Sex is obviously not new, but the power and speed of sexting is, and we do have our work cut out for us. Jim’s three simple rules for Jack now read like a terms and conditions agreement.

For all its positive uses, we know the way technology can be used to hurt or destroy. The news is filled with tales of kids using social media to harm other kids. Part of the problem is the false intimacy of those tiny text and messaging inboxes. It’s difficult—and critical—for our children, or even we, the grown-ups, to fully understand that texted conversations, feelings, and pictures are not private when they can be copied and pasted to the whole world in one click.

To start we must positively and openly acknowledge our children’s sexual nature. We must give them factual information about their bodies to combat the wildly divergent and inaccurate myths about sex that they will encounter. We must warn them of the danger of creating permanent images or words based on temporary states of emotion that can follow them forever, or be used against them. We must help them to choose and create social circles that include children with similar values and attitudes, and insist on meeting or knowing the names of the people they communicate with on a regular basis—which for us, for our eleven-year old—means going through all her text messages to see who she’s talking to and how often.

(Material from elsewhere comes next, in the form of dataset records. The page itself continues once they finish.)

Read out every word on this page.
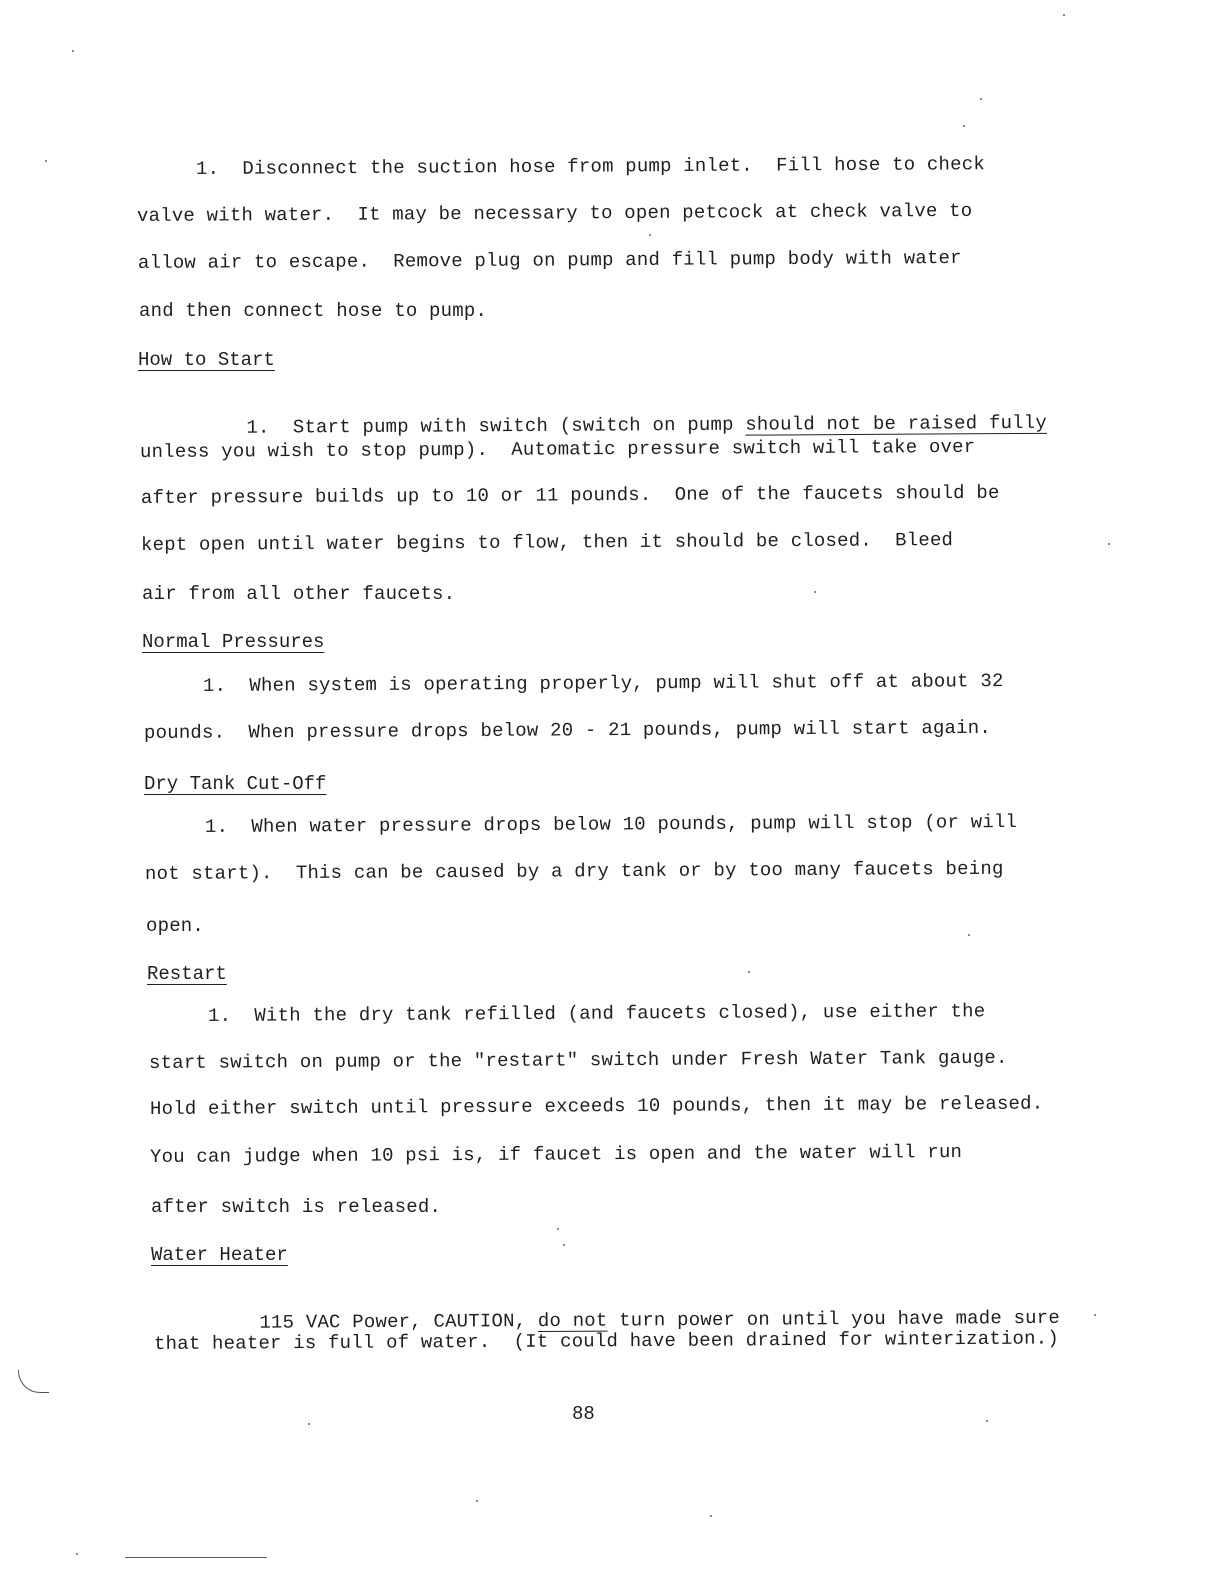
1.  Disconnect the suction hose from pump inlet.  Fill hose to check
valve with water.  It may be necessary to open petcock at check valve to
allow air to escape.  Remove plug on pump and fill pump body with water
and then connect hose to pump.
How to Start

1.  Start pump with switch (switch on pump should not be raised fully

unless you wish to stop pump).  Automatic pressure switch will take over
after pressure builds up to 10 or 11 pounds.  One of the faucets should be
kept open until water begins to flow, then it should be closed.  Bleed
air from all other faucets.
Normal Pressures
1.  When system is operating properly, pump will shut off at about 32
pounds.  When pressure drops below 20 - 21 pounds, pump will start again.
Dry Tank Cut-Off
1.  When water pressure drops below 10 pounds, pump will stop (or will
not start).  This can be caused by a dry tank or by too many faucets being
open.
Restart
1.  With the dry tank refilled (and faucets closed), use either the
start switch on pump or the "restart" switch under Fresh Water Tank gauge.
Hold either switch until pressure exceeds 10 pounds, then it may be released.
You can judge when 10 psi is, if faucet is open and the water will run
after switch is released.
Water Heater

115 VAC Power, CAUTION, do not turn power on until you have made sure

that heater is full of water.  (It could have been drained for winterization.)
88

Yes, they may still choose bad friends or fall in love with evil morons, but you will be there when they do. I know more than a few kids who were saved by their parent’s surveillance, because they understood that you could have a “good kid” who is capable of making bad choices while under the influence of the dual forces of hormones and the need for acceptance from their peers.

We’re not going back to tin cans and telegraphs any time soon. The best defense is information and education. As the song suggests, we’ve got to talk about sex(t), baby.